Je m’appelle Frédérique et j’ai 51 ans.

Je suis maman de deux superbes enfants (ma maladie me l’a encore prouvée, ils sont extra !). Une fille de 24 ans qui vit et travaille dans le tourisme à 10 000 km et un garçon de 18 ans qui vient de rentrer en études supérieures d’hôtellerie, il vit avec moi.

Je suis séparée de leur papa, qui s’est montré également très présent dans mon parcours. J’ai un ami, que pour le meilleur ; on ne vit pas ensemble.

Août 2017 : Une petite boule au sein droit. J’en parle à mon gynéco lors d’une visite de contrôle ; « Non, c’est rien, me dit il… » J’ai confiance, je le crois.

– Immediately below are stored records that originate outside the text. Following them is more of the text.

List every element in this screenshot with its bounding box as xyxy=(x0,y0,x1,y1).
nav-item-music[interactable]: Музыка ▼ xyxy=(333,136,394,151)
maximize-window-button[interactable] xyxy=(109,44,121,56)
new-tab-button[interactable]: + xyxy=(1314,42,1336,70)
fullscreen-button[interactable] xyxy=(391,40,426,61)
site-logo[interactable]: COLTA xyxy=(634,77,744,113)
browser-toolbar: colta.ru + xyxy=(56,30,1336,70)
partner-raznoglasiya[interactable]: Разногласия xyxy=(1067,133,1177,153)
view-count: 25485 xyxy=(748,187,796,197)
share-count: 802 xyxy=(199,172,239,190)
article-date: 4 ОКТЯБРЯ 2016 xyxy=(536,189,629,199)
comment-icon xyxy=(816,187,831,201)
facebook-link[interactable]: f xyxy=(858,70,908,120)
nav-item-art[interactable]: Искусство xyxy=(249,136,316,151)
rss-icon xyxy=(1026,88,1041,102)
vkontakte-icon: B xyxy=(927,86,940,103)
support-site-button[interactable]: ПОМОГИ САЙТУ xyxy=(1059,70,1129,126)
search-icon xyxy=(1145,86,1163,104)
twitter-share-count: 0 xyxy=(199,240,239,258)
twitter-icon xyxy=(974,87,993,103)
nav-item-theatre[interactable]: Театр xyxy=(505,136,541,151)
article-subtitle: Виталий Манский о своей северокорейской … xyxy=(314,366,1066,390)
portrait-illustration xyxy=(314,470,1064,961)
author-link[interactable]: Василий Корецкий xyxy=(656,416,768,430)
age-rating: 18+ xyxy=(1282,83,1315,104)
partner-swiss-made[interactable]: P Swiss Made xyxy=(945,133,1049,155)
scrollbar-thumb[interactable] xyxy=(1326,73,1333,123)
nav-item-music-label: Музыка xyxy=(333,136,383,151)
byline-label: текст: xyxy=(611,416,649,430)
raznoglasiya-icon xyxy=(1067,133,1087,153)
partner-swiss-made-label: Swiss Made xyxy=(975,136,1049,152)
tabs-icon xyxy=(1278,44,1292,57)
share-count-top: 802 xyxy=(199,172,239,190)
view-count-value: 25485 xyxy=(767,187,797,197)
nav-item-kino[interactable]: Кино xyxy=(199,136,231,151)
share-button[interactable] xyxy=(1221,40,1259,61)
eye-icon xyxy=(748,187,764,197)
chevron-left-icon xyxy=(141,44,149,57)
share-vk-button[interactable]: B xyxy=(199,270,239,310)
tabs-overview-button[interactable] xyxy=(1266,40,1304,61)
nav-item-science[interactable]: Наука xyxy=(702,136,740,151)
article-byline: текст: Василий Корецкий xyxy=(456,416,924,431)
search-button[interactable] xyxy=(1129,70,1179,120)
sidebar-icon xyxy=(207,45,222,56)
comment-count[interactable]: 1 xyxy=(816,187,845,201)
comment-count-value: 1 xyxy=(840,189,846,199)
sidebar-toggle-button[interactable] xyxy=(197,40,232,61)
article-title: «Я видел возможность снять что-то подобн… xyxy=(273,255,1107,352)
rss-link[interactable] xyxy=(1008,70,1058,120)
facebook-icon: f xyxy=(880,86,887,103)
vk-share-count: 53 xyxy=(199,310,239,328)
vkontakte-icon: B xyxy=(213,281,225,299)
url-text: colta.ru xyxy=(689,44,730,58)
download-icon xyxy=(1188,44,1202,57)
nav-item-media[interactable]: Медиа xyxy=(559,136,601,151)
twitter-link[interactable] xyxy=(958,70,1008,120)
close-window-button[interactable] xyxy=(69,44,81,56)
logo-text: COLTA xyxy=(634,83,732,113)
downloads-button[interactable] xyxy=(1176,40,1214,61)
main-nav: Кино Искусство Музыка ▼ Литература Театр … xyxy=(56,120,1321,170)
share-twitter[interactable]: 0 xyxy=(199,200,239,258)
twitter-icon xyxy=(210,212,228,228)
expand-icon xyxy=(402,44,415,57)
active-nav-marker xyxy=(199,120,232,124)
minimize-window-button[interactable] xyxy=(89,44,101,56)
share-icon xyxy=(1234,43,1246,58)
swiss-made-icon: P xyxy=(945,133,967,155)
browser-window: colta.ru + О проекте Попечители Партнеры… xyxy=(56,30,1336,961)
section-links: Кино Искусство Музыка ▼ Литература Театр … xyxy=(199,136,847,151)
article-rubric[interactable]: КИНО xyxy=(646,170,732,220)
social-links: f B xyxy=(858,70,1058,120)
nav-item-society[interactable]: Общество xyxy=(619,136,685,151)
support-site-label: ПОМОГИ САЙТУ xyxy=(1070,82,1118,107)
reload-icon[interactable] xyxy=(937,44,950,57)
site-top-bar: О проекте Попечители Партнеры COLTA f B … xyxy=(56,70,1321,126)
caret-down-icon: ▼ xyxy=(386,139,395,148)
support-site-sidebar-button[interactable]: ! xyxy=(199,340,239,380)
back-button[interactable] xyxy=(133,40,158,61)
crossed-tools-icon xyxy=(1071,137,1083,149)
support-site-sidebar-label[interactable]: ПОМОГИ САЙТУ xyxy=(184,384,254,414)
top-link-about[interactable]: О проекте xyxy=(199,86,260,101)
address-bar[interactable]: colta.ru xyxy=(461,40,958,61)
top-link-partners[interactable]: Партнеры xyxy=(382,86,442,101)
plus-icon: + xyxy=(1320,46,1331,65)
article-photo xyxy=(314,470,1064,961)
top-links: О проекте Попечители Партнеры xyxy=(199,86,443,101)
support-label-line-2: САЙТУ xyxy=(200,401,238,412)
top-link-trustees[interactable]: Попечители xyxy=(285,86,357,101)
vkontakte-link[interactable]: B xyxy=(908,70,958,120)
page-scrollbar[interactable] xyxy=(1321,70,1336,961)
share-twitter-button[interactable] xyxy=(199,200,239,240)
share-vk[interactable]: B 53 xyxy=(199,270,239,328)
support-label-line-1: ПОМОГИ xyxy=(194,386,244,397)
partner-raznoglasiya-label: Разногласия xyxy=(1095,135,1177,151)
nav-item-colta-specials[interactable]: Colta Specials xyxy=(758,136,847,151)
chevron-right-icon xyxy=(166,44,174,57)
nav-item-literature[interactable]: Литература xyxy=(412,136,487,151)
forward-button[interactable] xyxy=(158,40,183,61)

Octobre 2017 : La boule a grossit. Je vais voir mon généraliste car j’ai mal au dos. Je lui en parle. « Par contrôle, on va faire une mammographie »… Mammo, écho, biopsie le 14 novembre.

Le 30 novembre matin : Je signe l’achat d’une maison.

Le 30 novembre après-midi : J’apprends que j’ai un cancer au sein droit.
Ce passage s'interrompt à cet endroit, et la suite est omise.